Yeah, christina, elsa, dave, they're all amazing, they're all amazing and I'm not even honestly.

Speaker 2:

If anyone wants to write a book, get in touch with Intelligent Inc. They. You know you've got to invest in it, but, gosh, it's worth it. I am just so stoked with the process. So, yeah, I think that the journey was that I wrote it to get it out of my head, so it was in one kind of place and it was comprehensible. But doing it with someone else, so having someone else to actually ask me questions, it just helps develop the ideas and made them even better, and so I loved it. It was an experience that I wasn't expecting, but I'm incredibly grateful for, yeah, I'm I'm really proud of this book, Really.

Speaker 1:

I was going to ask you how proud are you? Like it's like having a baby, but I'm going to say harder, but I don't know if that's the right thing to say. It's different.

Speaker 2:

Yeah, it kind of is. I was. I was not expecting to feel quite as emotional about it as I did. So when the box arrived and I saw my book and I was like, oh my goodness, this is, this is my stuff. Like in here is my ideas, and I and I say my like it's ideas from based on, yes, my experiences, but also research from so many other people. So this is not just the Ellen show, this is a movement that's based on research from so many other people and I just, oh, I'm getting, I'm always welling up. That's weird.

Speaker 1:

Sorry.

Speaker 2:

I just, lisa, I believe in it. I honestly believe that when people read this, it just makes sense and I've got some pretty cool endorsements. Actually, I you know, I push the crap out of this because I want people to read it and you know, mark Kreisel has written an amazing endorsement.
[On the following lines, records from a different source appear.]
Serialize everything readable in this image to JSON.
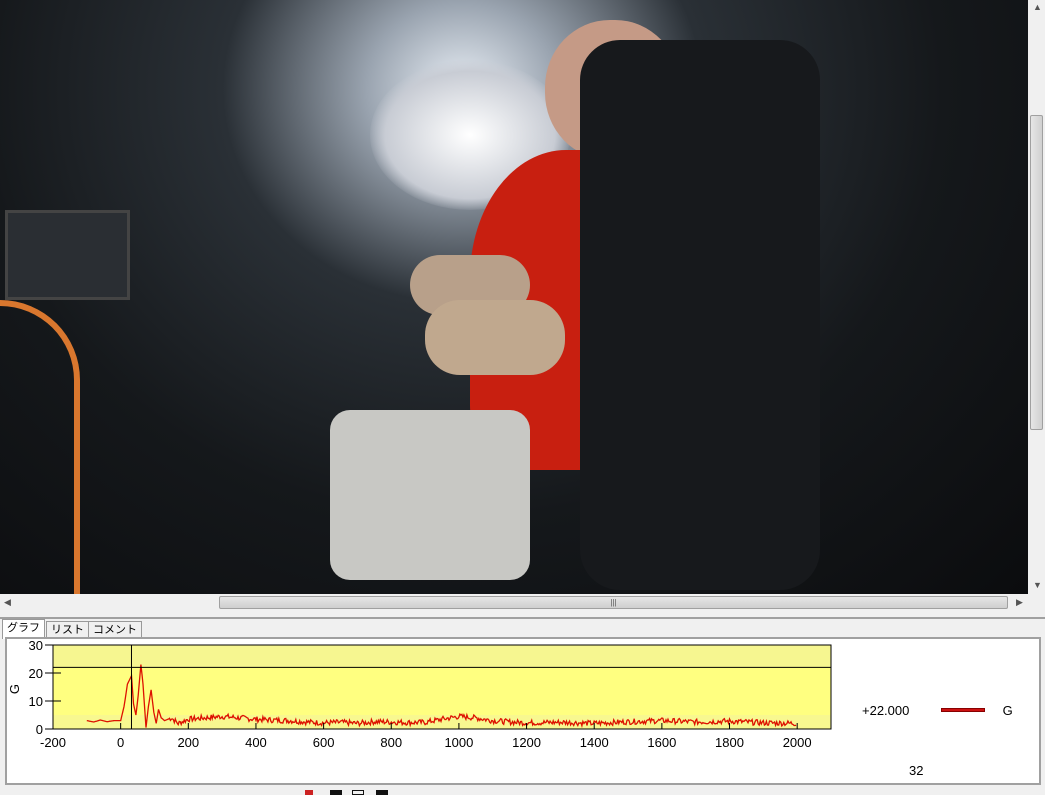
{
  "tabs": [
    {
      "label": "グラフ",
      "active": true
    },
    {
      "label": "リスト",
      "active": false
    },
    {
      "label": "コメント",
      "active": false
    }
  ],
  "legend": {
    "value": "+22.000",
    "series_name": "G",
    "color": "#cc1111"
  },
  "cursor_time": "32",
  "chart_data": {
    "type": "line",
    "ylabel": "G",
    "xlim": [
      -200,
      2100
    ],
    "ylim": [
      0,
      30
    ],
    "xticks": [
      "-200",
      "0",
      "200",
      "400",
      "600",
      "800",
      "1000",
      "1200",
      "1400",
      "1600",
      "1800",
      "2000"
    ],
    "yticks": [
      "0",
      "10",
      "20",
      "30"
    ],
    "threshold_line": 22,
    "cursor_x": 32,
    "plot_background": "#ffff80",
    "series": [
      {
        "color": "#dd1100",
        "points": [
          [
            -100,
            3
          ],
          [
            -80,
            2.5
          ],
          [
            -60,
            3.2
          ],
          [
            -40,
            2.6
          ],
          [
            -20,
            3
          ],
          [
            0,
            3
          ],
          [
            10,
            8
          ],
          [
            20,
            16
          ],
          [
            28,
            18
          ],
          [
            32,
            19
          ],
          [
            38,
            9
          ],
          [
            45,
            5
          ],
          [
            52,
            12
          ],
          [
            60,
            23
          ],
          [
            66,
            16
          ],
          [
            75,
            0.5
          ],
          [
            82,
            8
          ],
          [
            90,
            14
          ],
          [
            98,
            6
          ],
          [
            105,
            2
          ],
          [
            112,
            7
          ],
          [
            120,
            4
          ],
          [
            130,
            3
          ],
          [
            150,
            4
          ],
          [
            170,
            2
          ],
          [
            200,
            3.5
          ],
          [
            250,
            4
          ],
          [
            300,
            4.5
          ],
          [
            350,
            4
          ],
          [
            400,
            3.5
          ],
          [
            450,
            3.2
          ],
          [
            500,
            3
          ],
          [
            550,
            2.5
          ],
          [
            600,
            2.2
          ],
          [
            650,
            2.4
          ],
          [
            700,
            2
          ],
          [
            750,
            2.6
          ],
          [
            800,
            2.5
          ],
          [
            850,
            2.3
          ],
          [
            900,
            2.4
          ],
          [
            950,
            3.5
          ],
          [
            1000,
            4.5
          ],
          [
            1050,
            4
          ],
          [
            1100,
            3
          ],
          [
            1150,
            2.5
          ],
          [
            1200,
            2.2
          ],
          [
            1300,
            2.4
          ],
          [
            1400,
            2
          ],
          [
            1500,
            2.6
          ],
          [
            1600,
            3
          ],
          [
            1700,
            2.5
          ],
          [
            1800,
            2.8
          ],
          [
            1900,
            2.2
          ],
          [
            2000,
            2
          ]
        ]
      }
    ]
  }
}
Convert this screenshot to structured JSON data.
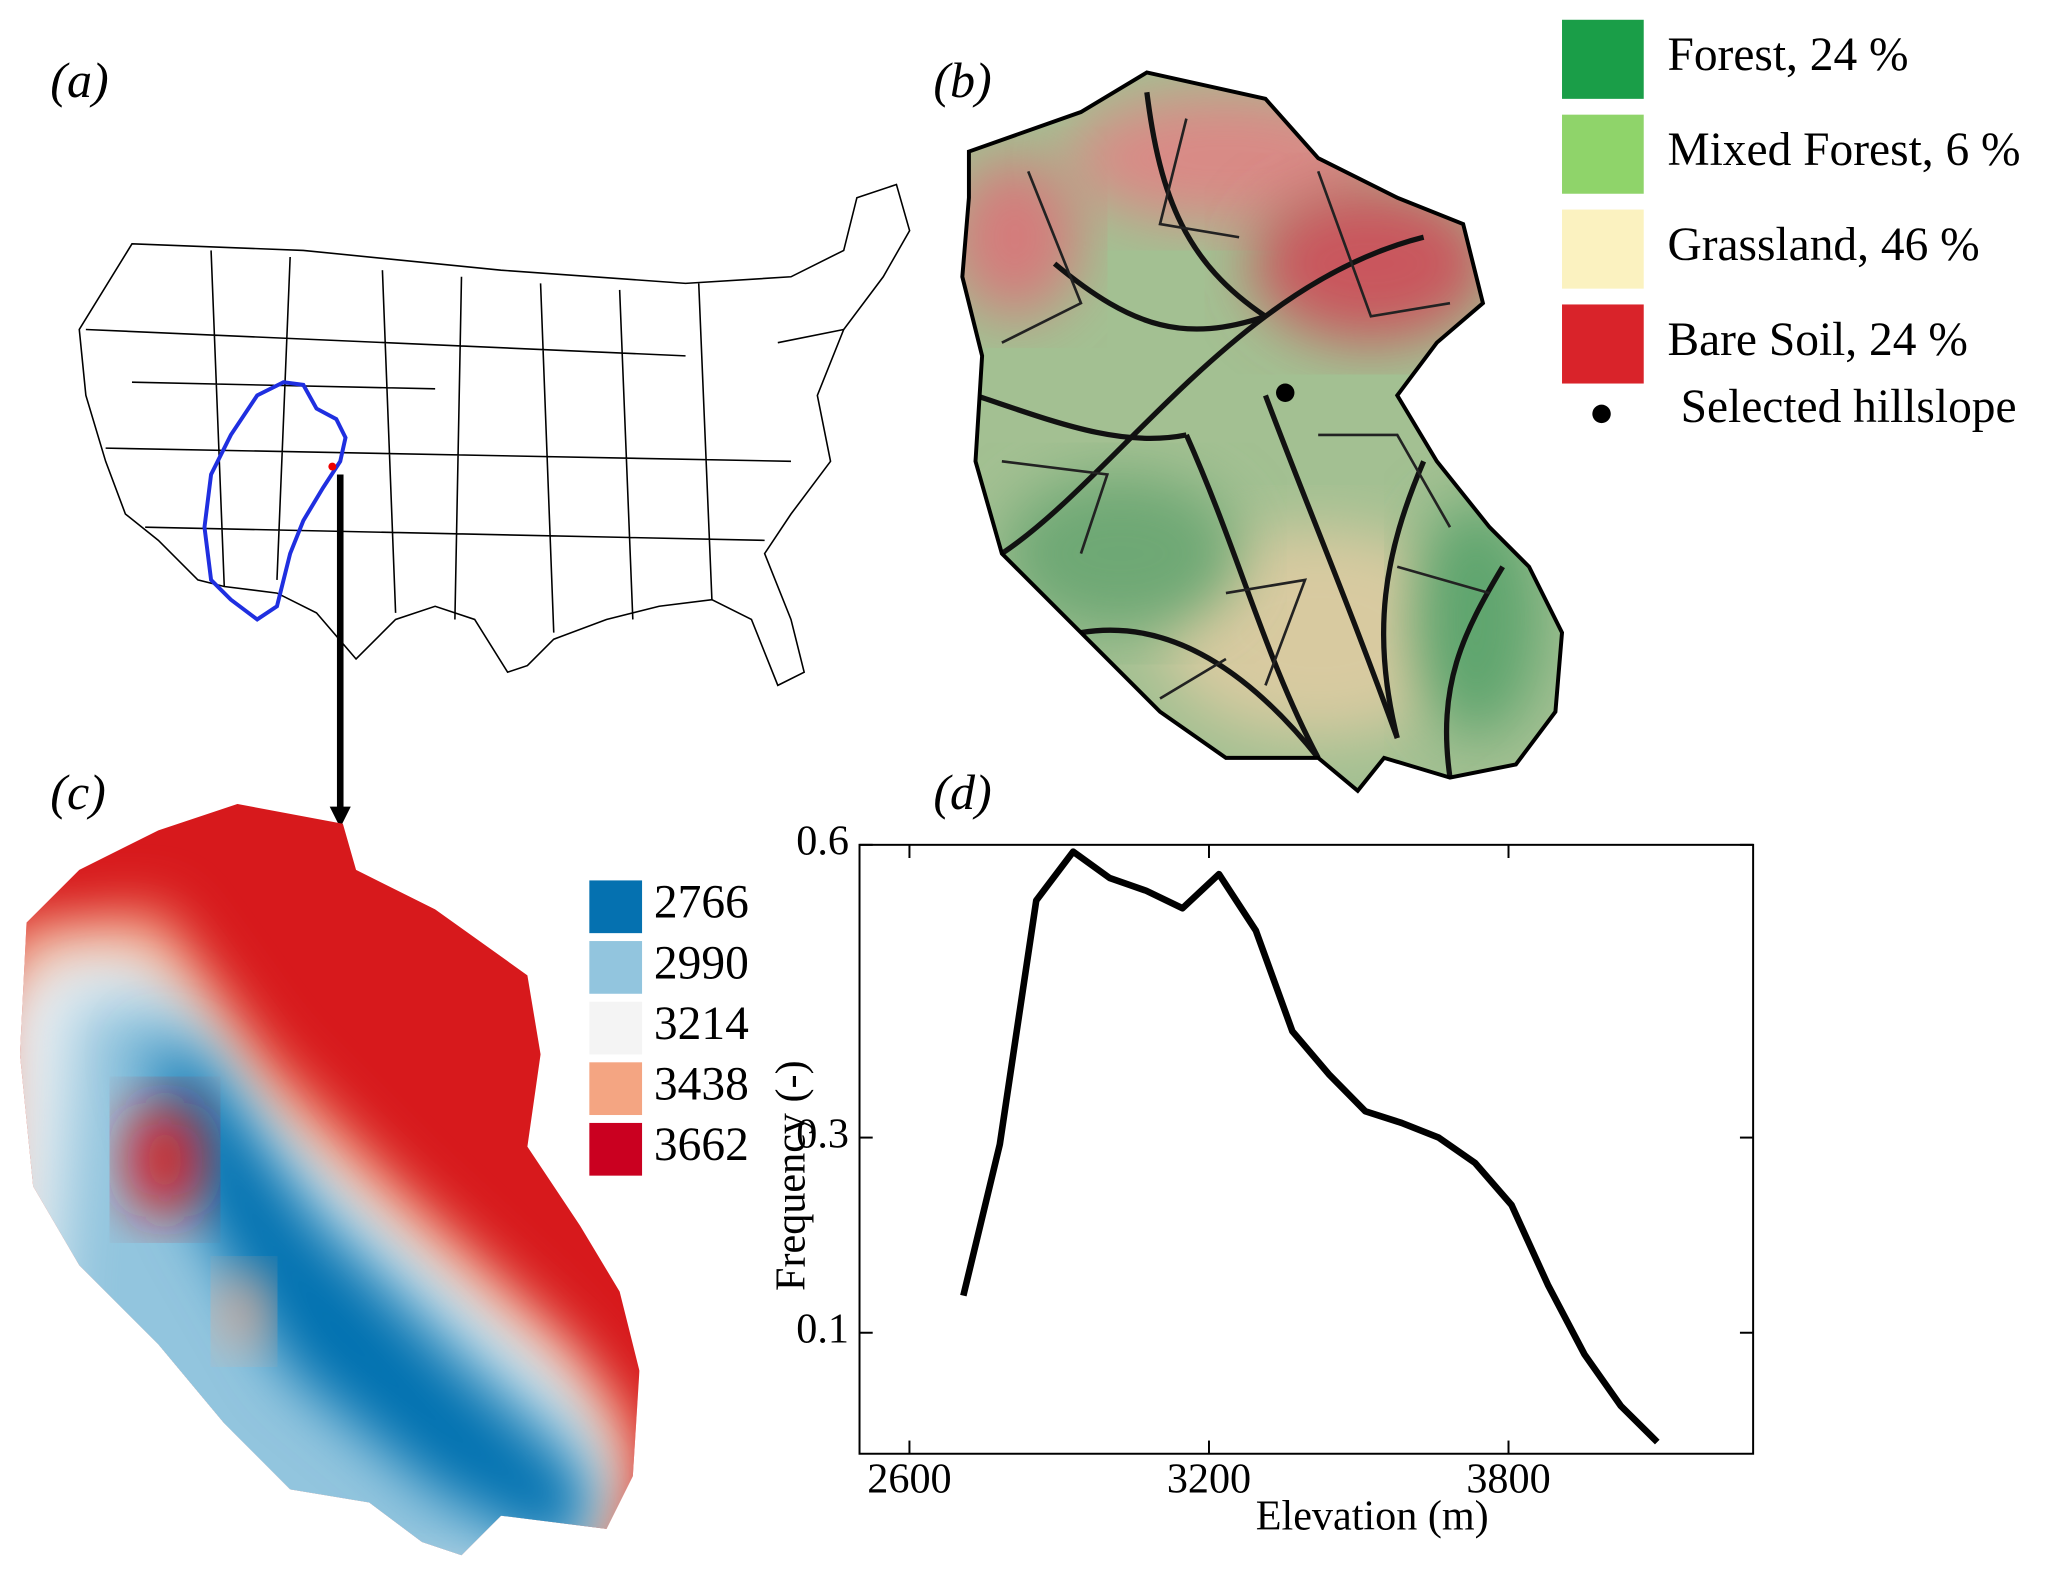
{
  "panel_labels": [
    "(a)",
    "(b)",
    "(c)",
    "(d)"
  ],
  "land_cover_legend": [
    {
      "label": "Forest, 24 %",
      "color": "#1a9e48"
    },
    {
      "label": "Mixed Forest, 6 %",
      "color": "#8fd46a"
    },
    {
      "label": "Grassland, 46 %",
      "color": "#fbf2c0"
    },
    {
      "label": "Bare Soil, 24 %",
      "color": "#d9232a"
    }
  ],
  "hillslope_legend": "Selected hillslope",
  "elevation_legend": [
    {
      "label": 2766,
      "color": "#0571b0"
    },
    {
      "label": 2990,
      "color": "#92c5de"
    },
    {
      "label": 3214,
      "color": "#f4f4f4"
    },
    {
      "label": 3438,
      "color": "#f4a582"
    },
    {
      "label": 3662,
      "color": "#ca0020"
    }
  ],
  "chart_data": {
    "type": "line",
    "x_label": "Elevation (m)",
    "y_label": "Frequency (-)",
    "x": [
      2708,
      2781,
      2854,
      2928,
      3001,
      3074,
      3147,
      3220,
      3294,
      3367,
      3440,
      3513,
      3586,
      3660,
      3733,
      3806,
      3879,
      3952,
      4025,
      4098
    ],
    "series": [
      {
        "color": "#000000",
        "values": [
          0.138,
          0.293,
          0.543,
          0.593,
          0.566,
          0.553,
          0.535,
          0.57,
          0.512,
          0.409,
          0.365,
          0.327,
          0.315,
          0.3,
          0.274,
          0.231,
          0.149,
          0.078,
          0.025,
          -0.012
        ]
      }
    ],
    "xlim": [
      2500,
      4290
    ],
    "xticks": [
      2600,
      3200,
      3800
    ],
    "ylim": [
      -0.024,
      0.6
    ],
    "yticks": [
      0.6,
      0.3,
      0.1
    ]
  }
}
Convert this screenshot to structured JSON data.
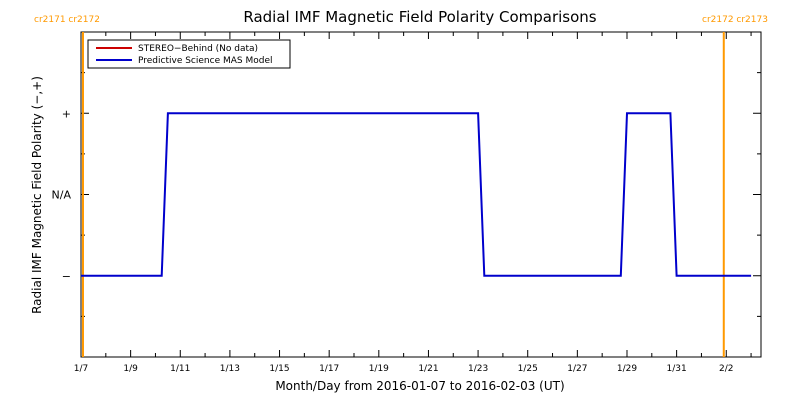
{
  "chart_data": {
    "type": "line",
    "title": "Radial IMF Magnetic Field Polarity Comparisons",
    "xlabel": "Month/Day from 2016-01-07 to 2016-02-03 (UT)",
    "ylabel": "Radial IMF Magnetic Field Polarity (−,+)",
    "xlim": [
      0,
      27.4
    ],
    "ylim": [
      -2,
      2
    ],
    "x_tick_labels": [
      "1/7",
      "1/9",
      "1/11",
      "1/13",
      "1/15",
      "1/17",
      "1/19",
      "1/21",
      "1/23",
      "1/25",
      "1/27",
      "1/29",
      "1/31",
      "2/2"
    ],
    "x_tick_values": [
      0,
      2,
      4,
      6,
      8,
      10,
      12,
      14,
      16,
      18,
      20,
      22,
      24,
      26
    ],
    "y_ticks": [
      {
        "value": 1,
        "label": "+"
      },
      {
        "value": 0,
        "label": "N/A"
      },
      {
        "value": -1,
        "label": "−"
      }
    ],
    "legend": {
      "placement": "top-left",
      "entries": [
        {
          "label": "STEREO−Behind (No data)",
          "color": "#cc0000"
        },
        {
          "label": "Predictive Science MAS Model",
          "color": "#0000cc"
        }
      ]
    },
    "series": [
      {
        "name": "Predictive Science MAS Model",
        "color": "#0000cc",
        "x": [
          0,
          3.25,
          3.5,
          16.0,
          16.25,
          21.75,
          22.0,
          23.75,
          24.0,
          27.0
        ],
        "y": [
          -1,
          -1,
          1,
          1,
          -1,
          -1,
          1,
          1,
          -1,
          -1
        ]
      }
    ],
    "carrington_markers": [
      {
        "x": 0.08,
        "label": "cr2171 cr2172",
        "color": "#ff9900"
      },
      {
        "x": 25.9,
        "label": "cr2172 cr2173",
        "color": "#ff9900"
      }
    ],
    "grid": false
  }
}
Many CEOs they've read it and been like this makes sense, and so I just I want people to read it and it's not about me, but it's about the concept and actually start implementing this stuff and changing the world, because that's what I want to do. I want to have an impact.

Speaker 1:

I love that and I can't wait to read it. I will have my hands on a copy a fresh copy today and, for all the listeners, I'll put all your contact details and links in the show notes. So, if you want to go find more about what Ellen does, get a copy of her book, which sounds just amazing and just, I think, will align with with parents, but also people who have other interests and who don't think work is their whole life, because it shouldn't be. Yeah, I can't wait to get this out into the world. Thank you so much, ellen.

Speaker 2:

Thank you, lisa. I'm just buzzing and thank you for giving me such an opportunity to talk about this book, because, yeah, I want people to read it and do something with it. Don't just read it and think, oh, that's nice. I want people to read it and then take action.